You still have same chances of a drive failing during the same time, but chances of actual data loss is mitigated to tiny fraction. If each time a drive fails there is 1% chance of actual data loss (second drive failing), then the mean is that can happen 100 times before data loss, which with the 4x poor quality array means well over 100 years, or with 6 drives 50+ years.
These are reasons why we have chosen RAID5 for bulk of our Seedbox servers, it strikes a good balance between maximal storage and maximal performance.
RAID10 is a nested drive level, a mirror of stripes, or stripe of mirrors depending upon the variety. Here we will discuss about how the linux software raid mdadm RAID10 functions, instead the usual hardware variety which does not always yield the performance one expects. RAID10 is best used for maximal performance, with high degree of redundancy. With 4 drives, you can have 2 drives fail and the array is recoverable. RAID10 also achieves linear read performance scalability, and near linear write performance scalability just shy of half the raw performance (data to be written on 2 drives). This yields about 98% READ performance and about 45% write performance. Half of storage is “lost”.
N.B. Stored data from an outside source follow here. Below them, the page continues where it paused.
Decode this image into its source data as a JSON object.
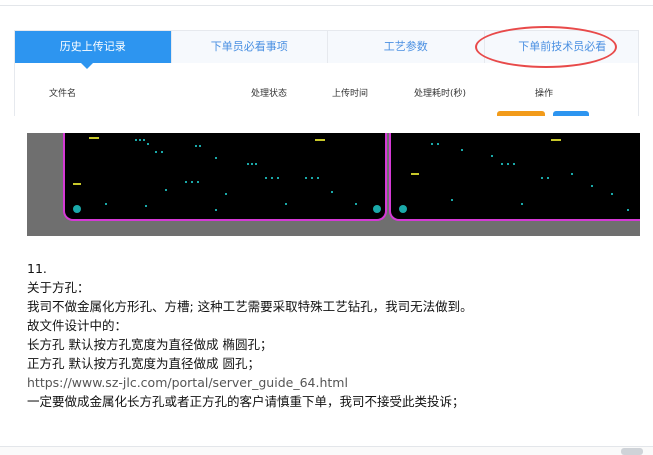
{
  "tabs": [
    {
      "label": "历史上传记录",
      "active": true
    },
    {
      "label": "下单员必看事项",
      "active": false
    },
    {
      "label": "工艺参数",
      "active": false
    },
    {
      "label": "下单前技术员必看",
      "active": false
    }
  ],
  "table": {
    "columns": [
      "文件名",
      "处理状态",
      "上传时间",
      "处理耗时(秒)",
      "操作"
    ]
  },
  "colors": {
    "tab_active": "#2d95f0",
    "tab_text": "#4a90e2",
    "annotation": "#e84a4a",
    "board_outline": "#d53ad6",
    "action_orange": "#f29b1a",
    "action_blue": "#2d95f0"
  },
  "content": {
    "lines": [
      "11.",
      "关于方孔：",
      "我司不做金属化方形孔、方槽; 这种工艺需要采取特殊工艺钻孔，我司无法做到。",
      "故文件设计中的：",
      "长方孔 默认按方孔宽度为直径做成 椭圆孔；",
      "正方孔 默认按方孔宽度为直径做成 圆孔；",
      "https://www.sz-jlc.com/portal/server_guide_64.html",
      "一定要做成金属化长方孔或者正方孔的客户请慎重下单，我司不接受此类投诉；"
    ]
  }
}
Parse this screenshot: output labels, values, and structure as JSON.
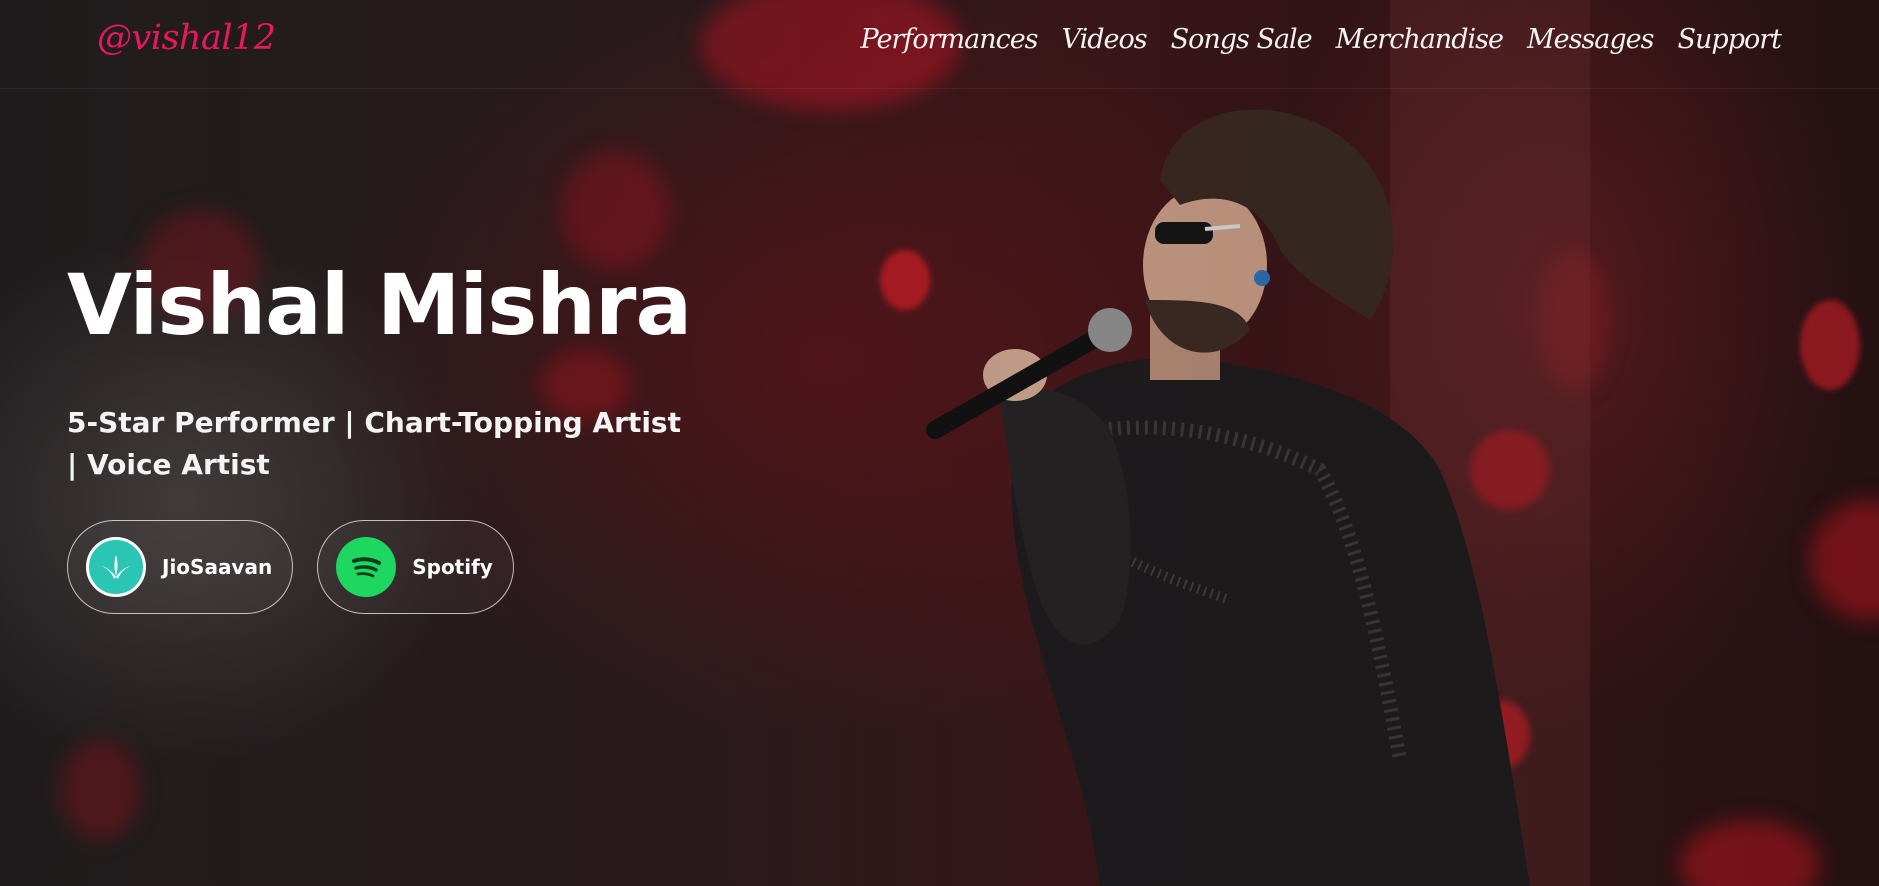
{
  "header": {
    "logo": "@vishal12",
    "nav": [
      "Performances",
      "Videos",
      "Songs Sale",
      "Merchandise",
      "Messages",
      "Support"
    ]
  },
  "hero": {
    "title": "Vishal Mishra",
    "tagline": "5-Star Performer | Chart-Topping Artist | Voice Artist",
    "platforms": [
      {
        "label": "JioSaavan",
        "icon": "jiosaavn-icon",
        "color": "#2bc5b4"
      },
      {
        "label": "Spotify",
        "icon": "spotify-icon",
        "color": "#1ed760"
      }
    ]
  },
  "colors": {
    "accent": "#e8185f",
    "background": "#1a1415"
  }
}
However, RAID10 yields the nice thing that performance per amount of storage figure is doubled for reads, and as such is often the choice where performance is the main concern, sometimes even when redundancy is not meaningful, but you need increased performance for single set of (usually small) data. In these cases RAID10 can yield better performance gains for the user than RAID0 would! It is all about the particular use case. This holds true even for SSDs.
As such the use cases for RAID10 are varied, some want the redundancy without sacrificing performance, some want the utmost highest performance possible. The top choice for web hosting, databases, virtual machines and others where performance is primary consideration.
That’s why our Dragon series utilizes for large part RAID10, performance with decent storage.